Cindy Gallop is a former advertising executive who, in a 2009 speech on TED.com and through her website makelovenotporn.com, attempts to squash the myths of hardcore pornography. She wants to start a dialog about how real people have sex, after noticing – as a single older woman dating younger men – that men’s bedroom habits seemed to mimic the habits of porn stars and were totally out-of-sync with the sexual needs a real woman. Gallop lists the specific factors that she thinks turn women on, which are as follows: comfort with who/how they are, acceptance, respect and appreciation from their partner for who/how they are and look, and a sense of personal accomplishment achieved on their own, in a field of their choice, outside the home base.
I would argue that, while these factors are depicted as being specific to women, these are the very same traits men look for in a potential female partner. Many men may watch women contorting themselves in a state of undress online, but that doesn’t mean they want a girlfriend who is constantly naked with no personality outside of her ability to moan very loudly and unrealistically.
For his part in the saga, and in another TED Talk, Stanford psychology professor Phillip Zimbardo says that men are being surpassed by women, both academically, socially and in intimate male-female bonding areas, where he claims that young males are becoming wiped out. “Every year there’s research done on self-reported shyness among college students. And we’re seeing a steady increase among males… It’s a social awkwardness like you’re a stranger in a foreign land. They don’t know what to say, they don’t know what to do, especially in one-on-one encounters with the opposite sex.”

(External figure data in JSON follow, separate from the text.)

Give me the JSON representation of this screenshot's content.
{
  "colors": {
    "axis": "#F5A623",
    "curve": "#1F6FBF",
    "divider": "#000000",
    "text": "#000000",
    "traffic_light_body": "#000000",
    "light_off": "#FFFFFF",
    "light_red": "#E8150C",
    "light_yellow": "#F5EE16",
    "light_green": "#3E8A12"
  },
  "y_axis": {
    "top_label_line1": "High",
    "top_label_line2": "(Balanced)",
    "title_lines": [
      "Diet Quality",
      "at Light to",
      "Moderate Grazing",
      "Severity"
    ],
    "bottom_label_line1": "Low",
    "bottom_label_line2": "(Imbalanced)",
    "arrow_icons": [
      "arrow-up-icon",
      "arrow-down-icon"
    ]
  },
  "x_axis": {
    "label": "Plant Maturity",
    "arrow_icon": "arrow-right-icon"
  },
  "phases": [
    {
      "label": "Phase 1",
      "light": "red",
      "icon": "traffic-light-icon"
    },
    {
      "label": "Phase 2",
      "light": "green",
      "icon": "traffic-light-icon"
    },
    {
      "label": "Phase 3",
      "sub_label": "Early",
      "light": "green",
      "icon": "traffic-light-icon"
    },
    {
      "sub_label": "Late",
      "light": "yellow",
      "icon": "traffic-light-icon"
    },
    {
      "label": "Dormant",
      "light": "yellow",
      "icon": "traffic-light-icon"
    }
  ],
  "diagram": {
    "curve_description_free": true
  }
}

As you may have predicted by now, he goes on to suggest that this growing social awkwardness, brought on by the empowerment of women, is being exacerbated by the culture of Internet pornography that has arisen over the past few decades. Oddly, he also blames the fact that most males have played “10,000 hours of video games” before the age of 21, which seems a bit trite, if not wholly inaccurate. Is there anything we don’t blame on video games these days? Anyway, I digress.
It can’t be denied that the Internet has brought about a massive increase in the prevalence of pornography and that in turn this has had an effect on both male and female sexuality. But from my point of view, as a straight male, I think all of these psychological analyses and accompanying scare story statistics are more than a bit unwarranted. For instance, are we to believe that women don’t watch pornography, or get aroused by pictures of impossibly perfect men for that matter?
There is plenty of evidence that men and women are “wired” differently, sure. But there is always a counter argument that should be examined before we get too worked up anything, and in this case I think all we need to do is look at the romance genre, which women often turn to for their own fix of sex-based entertainment. Romance novels, romantic comedies, various sitcoms and more all paint an impossibly idyllic picture of how a relationship should be. Rom-coms always have a happy ending, and male characters always know the right thing to say to melt a girl’s heart. Couldn’t it then be argued that men are expected to match up to the same kind of unrealistic media portrayal that women are, and that this could be just as likely a reason for relationships failing these days?
When it comes down to it, when a man falls in love with a woman he doesn’t care how many positions she can contort herself into in bed. It is at this point that both male and female sexual desire come together as one and, praise the lord, we can finally throw all the over-analytical drivel from the likes of Rothbart out the window. Ultimately as men we desire and seek to be desired in return, just as women do. And whatever these studies, talks and magazines may say, the vast majority of men know that an image or a video on their computer screen can never replace the very real affection you feel when you love a real woman.